Autore: Banca Widiba
Data di pubblicazione: 11 dicembre 2025
Federal Reserve e allentamento, fine dell’era preventiva
La riunione della Federal Reserve del 10 dicembre 2025 ha confermato le aspettative del mercato, deliberando il terzo taglio dei tassi di interesse dell'anno. La manovra, che riduce il target range dei Fed Funds rates di 25 punti base, portandolo al 3,50% - 3,75%, è significativa non solo per la sua entità, ma anche per il messaggio che l'ha accompagnata.
Fine dell’allentamento preventivo
Il dato cruciale emerso non è il taglio in sé, quanto l'annuncio del Presidente Jerome Powell
"L'era dell'allentamento preventivo è finita".
Questa dichiarazione segna un cambio di paradigma.
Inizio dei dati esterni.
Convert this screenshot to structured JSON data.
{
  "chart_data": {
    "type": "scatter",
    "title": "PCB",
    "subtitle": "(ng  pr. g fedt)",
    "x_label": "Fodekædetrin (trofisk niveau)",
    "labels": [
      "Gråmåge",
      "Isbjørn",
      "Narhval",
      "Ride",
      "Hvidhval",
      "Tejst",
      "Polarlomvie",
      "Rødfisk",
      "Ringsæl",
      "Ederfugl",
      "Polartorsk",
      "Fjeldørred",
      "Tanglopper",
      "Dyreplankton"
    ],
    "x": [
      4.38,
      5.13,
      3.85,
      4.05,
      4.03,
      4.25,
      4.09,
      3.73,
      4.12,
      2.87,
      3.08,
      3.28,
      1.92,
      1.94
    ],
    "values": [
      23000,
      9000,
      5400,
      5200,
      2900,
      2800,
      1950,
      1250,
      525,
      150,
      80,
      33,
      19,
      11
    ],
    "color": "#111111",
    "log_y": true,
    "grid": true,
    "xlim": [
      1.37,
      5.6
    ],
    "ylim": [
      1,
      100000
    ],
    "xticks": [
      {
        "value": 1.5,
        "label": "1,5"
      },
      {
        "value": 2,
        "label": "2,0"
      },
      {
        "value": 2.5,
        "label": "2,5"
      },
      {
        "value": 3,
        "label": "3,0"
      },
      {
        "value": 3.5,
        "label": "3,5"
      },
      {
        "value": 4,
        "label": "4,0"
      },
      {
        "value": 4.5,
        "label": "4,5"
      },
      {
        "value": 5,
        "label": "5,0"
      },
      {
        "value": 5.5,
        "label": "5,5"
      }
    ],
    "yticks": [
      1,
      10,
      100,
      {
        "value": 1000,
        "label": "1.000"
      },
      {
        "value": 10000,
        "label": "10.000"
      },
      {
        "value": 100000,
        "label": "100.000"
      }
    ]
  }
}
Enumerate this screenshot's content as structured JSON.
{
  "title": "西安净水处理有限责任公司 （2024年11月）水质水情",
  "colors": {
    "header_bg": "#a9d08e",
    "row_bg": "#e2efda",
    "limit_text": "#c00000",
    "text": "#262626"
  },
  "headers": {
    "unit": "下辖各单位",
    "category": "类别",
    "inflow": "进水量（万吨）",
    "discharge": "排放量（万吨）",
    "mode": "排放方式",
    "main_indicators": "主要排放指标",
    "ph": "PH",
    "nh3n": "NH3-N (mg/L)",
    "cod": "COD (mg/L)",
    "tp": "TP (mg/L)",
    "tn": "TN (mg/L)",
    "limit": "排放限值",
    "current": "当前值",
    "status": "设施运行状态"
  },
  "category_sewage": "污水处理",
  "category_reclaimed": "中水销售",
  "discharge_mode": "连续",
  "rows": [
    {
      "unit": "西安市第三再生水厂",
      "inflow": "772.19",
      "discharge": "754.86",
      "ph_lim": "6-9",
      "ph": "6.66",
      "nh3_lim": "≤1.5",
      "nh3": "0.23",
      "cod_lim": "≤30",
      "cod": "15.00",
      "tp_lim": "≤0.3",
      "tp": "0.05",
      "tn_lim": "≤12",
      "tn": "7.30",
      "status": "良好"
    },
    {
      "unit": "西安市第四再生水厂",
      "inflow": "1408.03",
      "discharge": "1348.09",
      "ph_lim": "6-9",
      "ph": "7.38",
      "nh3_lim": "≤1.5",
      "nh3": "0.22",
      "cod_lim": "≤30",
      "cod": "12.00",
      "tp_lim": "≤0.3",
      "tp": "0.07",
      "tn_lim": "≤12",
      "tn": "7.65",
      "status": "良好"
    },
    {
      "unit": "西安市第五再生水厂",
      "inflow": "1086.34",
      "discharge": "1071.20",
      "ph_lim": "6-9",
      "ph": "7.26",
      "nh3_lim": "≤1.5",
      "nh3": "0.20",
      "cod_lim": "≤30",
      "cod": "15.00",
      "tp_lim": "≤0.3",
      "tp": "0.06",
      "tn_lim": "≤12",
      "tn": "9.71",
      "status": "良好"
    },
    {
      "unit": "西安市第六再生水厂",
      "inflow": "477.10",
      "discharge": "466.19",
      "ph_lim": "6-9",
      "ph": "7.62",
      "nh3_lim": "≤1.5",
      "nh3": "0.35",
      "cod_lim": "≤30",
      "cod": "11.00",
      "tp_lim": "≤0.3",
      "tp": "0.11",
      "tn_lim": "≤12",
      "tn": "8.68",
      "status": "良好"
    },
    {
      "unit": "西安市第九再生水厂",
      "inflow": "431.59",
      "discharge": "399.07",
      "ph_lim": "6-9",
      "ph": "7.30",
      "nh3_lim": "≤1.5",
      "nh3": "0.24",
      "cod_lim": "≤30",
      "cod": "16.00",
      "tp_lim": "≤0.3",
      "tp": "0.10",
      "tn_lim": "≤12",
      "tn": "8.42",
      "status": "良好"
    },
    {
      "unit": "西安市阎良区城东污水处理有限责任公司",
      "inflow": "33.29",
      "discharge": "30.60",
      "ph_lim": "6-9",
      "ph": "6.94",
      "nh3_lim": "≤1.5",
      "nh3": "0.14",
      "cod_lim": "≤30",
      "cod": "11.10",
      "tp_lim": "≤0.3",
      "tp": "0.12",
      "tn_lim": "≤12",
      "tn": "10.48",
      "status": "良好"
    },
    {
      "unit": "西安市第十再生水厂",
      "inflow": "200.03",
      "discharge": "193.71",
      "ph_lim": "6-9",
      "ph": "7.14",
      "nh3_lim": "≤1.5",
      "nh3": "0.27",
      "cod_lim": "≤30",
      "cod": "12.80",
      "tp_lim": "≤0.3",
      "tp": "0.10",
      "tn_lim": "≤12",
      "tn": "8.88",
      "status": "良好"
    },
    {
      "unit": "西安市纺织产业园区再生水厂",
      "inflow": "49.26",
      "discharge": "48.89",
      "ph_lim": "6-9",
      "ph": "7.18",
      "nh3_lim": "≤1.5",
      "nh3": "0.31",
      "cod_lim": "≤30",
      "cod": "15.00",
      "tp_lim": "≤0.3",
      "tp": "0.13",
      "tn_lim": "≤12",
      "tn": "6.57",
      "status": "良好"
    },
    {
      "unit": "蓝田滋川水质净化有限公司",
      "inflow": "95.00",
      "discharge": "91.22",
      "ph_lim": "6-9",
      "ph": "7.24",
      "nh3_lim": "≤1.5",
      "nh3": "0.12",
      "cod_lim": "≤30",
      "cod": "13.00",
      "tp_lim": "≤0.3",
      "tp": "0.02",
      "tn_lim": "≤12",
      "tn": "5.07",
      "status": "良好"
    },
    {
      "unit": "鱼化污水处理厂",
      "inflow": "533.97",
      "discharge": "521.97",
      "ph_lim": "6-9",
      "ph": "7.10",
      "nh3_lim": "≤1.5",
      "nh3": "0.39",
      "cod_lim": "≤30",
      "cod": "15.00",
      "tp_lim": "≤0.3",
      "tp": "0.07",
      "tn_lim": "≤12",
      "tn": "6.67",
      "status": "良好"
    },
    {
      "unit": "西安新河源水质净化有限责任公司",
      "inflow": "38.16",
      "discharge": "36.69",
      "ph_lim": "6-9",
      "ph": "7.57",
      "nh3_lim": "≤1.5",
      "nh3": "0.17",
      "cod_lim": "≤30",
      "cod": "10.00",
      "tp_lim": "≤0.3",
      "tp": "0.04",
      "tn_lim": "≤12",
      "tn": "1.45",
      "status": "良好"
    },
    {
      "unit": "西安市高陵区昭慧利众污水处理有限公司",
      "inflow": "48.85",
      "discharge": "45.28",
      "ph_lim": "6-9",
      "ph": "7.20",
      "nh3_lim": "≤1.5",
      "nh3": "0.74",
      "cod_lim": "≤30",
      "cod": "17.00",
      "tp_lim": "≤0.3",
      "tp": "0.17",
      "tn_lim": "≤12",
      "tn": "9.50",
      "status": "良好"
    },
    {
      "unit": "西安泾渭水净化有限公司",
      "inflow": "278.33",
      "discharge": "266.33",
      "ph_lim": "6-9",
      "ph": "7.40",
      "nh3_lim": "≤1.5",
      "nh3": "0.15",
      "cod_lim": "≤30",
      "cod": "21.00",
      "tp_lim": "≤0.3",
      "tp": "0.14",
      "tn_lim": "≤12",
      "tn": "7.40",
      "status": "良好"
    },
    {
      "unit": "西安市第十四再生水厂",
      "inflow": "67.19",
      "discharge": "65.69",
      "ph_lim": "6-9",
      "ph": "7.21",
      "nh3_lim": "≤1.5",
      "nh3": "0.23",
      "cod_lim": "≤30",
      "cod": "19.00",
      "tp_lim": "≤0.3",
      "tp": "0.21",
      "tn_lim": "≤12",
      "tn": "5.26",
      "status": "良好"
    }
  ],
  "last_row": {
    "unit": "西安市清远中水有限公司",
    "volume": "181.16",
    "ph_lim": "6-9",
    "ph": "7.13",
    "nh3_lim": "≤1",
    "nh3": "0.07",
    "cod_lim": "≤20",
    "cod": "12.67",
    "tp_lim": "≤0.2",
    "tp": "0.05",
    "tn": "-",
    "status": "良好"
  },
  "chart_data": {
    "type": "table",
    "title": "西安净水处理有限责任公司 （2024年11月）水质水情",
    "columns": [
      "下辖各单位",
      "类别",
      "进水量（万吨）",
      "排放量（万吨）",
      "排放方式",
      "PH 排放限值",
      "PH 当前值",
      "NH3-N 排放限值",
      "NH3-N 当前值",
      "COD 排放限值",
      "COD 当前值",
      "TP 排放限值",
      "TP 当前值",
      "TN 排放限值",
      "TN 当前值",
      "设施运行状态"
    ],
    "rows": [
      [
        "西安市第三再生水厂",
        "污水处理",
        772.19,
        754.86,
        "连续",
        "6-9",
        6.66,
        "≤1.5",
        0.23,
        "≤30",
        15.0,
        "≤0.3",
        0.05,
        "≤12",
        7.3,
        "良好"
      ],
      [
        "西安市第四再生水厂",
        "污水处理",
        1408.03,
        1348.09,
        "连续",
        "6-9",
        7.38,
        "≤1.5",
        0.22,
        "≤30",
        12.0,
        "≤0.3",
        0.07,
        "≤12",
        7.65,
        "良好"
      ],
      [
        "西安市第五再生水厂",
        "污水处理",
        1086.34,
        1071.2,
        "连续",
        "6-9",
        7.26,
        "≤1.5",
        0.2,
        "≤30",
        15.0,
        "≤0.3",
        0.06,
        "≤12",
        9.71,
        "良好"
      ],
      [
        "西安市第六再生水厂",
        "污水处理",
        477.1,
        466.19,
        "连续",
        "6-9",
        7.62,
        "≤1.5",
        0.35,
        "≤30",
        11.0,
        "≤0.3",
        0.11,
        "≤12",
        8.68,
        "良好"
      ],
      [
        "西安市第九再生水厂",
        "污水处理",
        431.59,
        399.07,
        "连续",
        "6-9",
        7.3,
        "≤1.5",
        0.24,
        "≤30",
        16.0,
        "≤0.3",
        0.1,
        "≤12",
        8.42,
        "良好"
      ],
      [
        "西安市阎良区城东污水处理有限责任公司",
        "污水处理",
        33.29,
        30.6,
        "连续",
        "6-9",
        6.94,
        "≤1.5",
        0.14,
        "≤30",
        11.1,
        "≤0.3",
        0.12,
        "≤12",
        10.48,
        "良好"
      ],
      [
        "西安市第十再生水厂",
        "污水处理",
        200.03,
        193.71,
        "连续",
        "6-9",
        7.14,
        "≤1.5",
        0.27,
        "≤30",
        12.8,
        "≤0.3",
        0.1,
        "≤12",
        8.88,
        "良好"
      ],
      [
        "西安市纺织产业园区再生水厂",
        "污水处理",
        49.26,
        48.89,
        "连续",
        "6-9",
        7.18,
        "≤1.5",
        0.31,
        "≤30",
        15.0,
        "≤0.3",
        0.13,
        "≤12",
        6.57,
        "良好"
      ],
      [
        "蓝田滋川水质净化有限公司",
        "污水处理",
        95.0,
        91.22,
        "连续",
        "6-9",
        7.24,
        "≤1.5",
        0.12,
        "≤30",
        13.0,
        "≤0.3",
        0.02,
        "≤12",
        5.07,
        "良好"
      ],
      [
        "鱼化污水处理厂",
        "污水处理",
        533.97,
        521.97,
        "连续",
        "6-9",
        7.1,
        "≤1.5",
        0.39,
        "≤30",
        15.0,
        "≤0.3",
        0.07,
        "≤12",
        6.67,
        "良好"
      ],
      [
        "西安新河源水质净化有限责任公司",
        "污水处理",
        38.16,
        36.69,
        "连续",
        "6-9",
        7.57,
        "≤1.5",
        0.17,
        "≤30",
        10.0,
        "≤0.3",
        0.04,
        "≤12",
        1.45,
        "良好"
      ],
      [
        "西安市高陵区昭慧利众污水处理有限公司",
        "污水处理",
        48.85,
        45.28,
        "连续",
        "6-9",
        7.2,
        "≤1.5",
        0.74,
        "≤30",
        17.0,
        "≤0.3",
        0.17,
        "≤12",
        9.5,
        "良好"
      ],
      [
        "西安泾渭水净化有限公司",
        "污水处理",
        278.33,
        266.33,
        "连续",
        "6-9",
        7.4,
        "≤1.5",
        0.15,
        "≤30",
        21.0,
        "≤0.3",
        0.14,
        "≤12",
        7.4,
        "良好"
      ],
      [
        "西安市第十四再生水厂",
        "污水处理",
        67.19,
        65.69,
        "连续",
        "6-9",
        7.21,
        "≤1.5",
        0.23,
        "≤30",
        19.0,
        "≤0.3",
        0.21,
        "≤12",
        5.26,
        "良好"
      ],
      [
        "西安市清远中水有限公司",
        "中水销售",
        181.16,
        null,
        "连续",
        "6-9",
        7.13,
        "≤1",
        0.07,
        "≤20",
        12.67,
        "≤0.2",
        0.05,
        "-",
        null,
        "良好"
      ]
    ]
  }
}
I precedenti tagli del 2025 erano stati guidati da una logica prevalentemente precauzionale, agendo come "assicurazione" contro potenziali, sebbene non ancora evidenti, deterioramenti economici. Questa filosofia è ora superata. Il taglio è stato definito un "aggiustamento prudente", ma la Fed ha chiarito che le decisioni future non saranno proattive; saranno invece strettamente dipendenti dai dati. Questo si traduce in una minore prevedibilità della politica monetaria.
È interessante notare la non unanimità del voto: la decisione è passata con una minoranza divisa. Da un lato, il governatore Stephen I. Miran propendeva per un taglio più incisivo di 50 punti base, mentre i presidenti delle Fed di Kansas City e Chicago (Jeffrey R. Schmid e Austan D. Goolsbee) ritenevano più appropriato il mantenimento dei tassi invariati. Tale disaccordo sottolinea le sfide interne nel definire il giusto equilibrio tra la lotta all'inflazione e il sostegno dell’occupazione.
Le proiezioni macroeconomiche
Nonostante l'allentamento, la visione di Powell sull'economia americana rimane cautamente ottimistica, un elemento chiave per la pianificazione finanziaria a lungo termine.
L'Autorità ha rivisto al rialzo le previsioni di crescita del PIL per il 2026, stimando un potenziale 2,3% su base annua. Questa spinta è garantita dai consumi robusti, dagli investimenti in capitale legati all’Intelligenza Artificiale e dall'atteso allentamento fiscale.
Il quadro sul duplice mandato della Fed (occupazione e inflazione) appare nel complesso gestibile.
Se da un lato il mercato del lavoro si è raffreddato più rapidamente delle attese del FOMC, la Fed confida in un effetto positivo ritardato del ciclo di tagli del 2025. Rimane necessario monitorare con attenzione le dinamiche salariali per le fasce di reddito più basse e l'incremento della disoccupazione giovanile.
Sul fronte inflazionistico, la mossa riflette un quadro più roseo. L’inflazione Pce dovrebbe calare al 2,4% l’anno prossimo. La Fed ritiene che l’eccesso di inflazione sia ormai circoscritto ai beni soggetti a dazi, prevedendo che il picco si manifesterà nel primo trimestre per poi diminuire sensibilmente. Tuttavia, la forza della domanda interna mantiene i rischi orientati verso l’alto.
L'orizzonte della politica monetaria
Con l’ultimo aggiustamento, la Fed si sente in una posizione favorevole per reagire a eventuali sorprese e attendere gli effetti sull'economia prima di decidere i prossimi passi.
Le nuove proiezioni, influenzate anche dalla forte spinta alla produttività trainata dall'AI, indicano come prospettiva più accreditata quella di un solo ulteriore taglio dei tassi l'anno prossimo. I mercati prima della riunione si aspettavano più di due tagli nel 2026.
L'Autorità esclude un rialzo nell’orizzonte temporale della politica monetaria (fino al 2028), lasciando come opzioni più plausibili ulteriori allentamenti o il mantenimento dei livelli attuali.
Implicazioni per il Wealth Management
Ci si aspetta quindi una strada verso la normalizzazione misurata e non scontata. La minore attesa di tagli futuri suggerisce che il rendimento sui titoli di stato a breve termine potrebbe rimanere interessante più a lungo del previsto, questo richiede una gestione attenta della duration obbligazionaria. Allo stesso tempo, la revisione al rialzo del PIL, spinta ancora una volta dall'innovazione e dall'AI, ribadisce la forza sottostante dell'economia, supportando gli investimenti equity, specialmente nei settori esposti a maggiore crescita e produttività.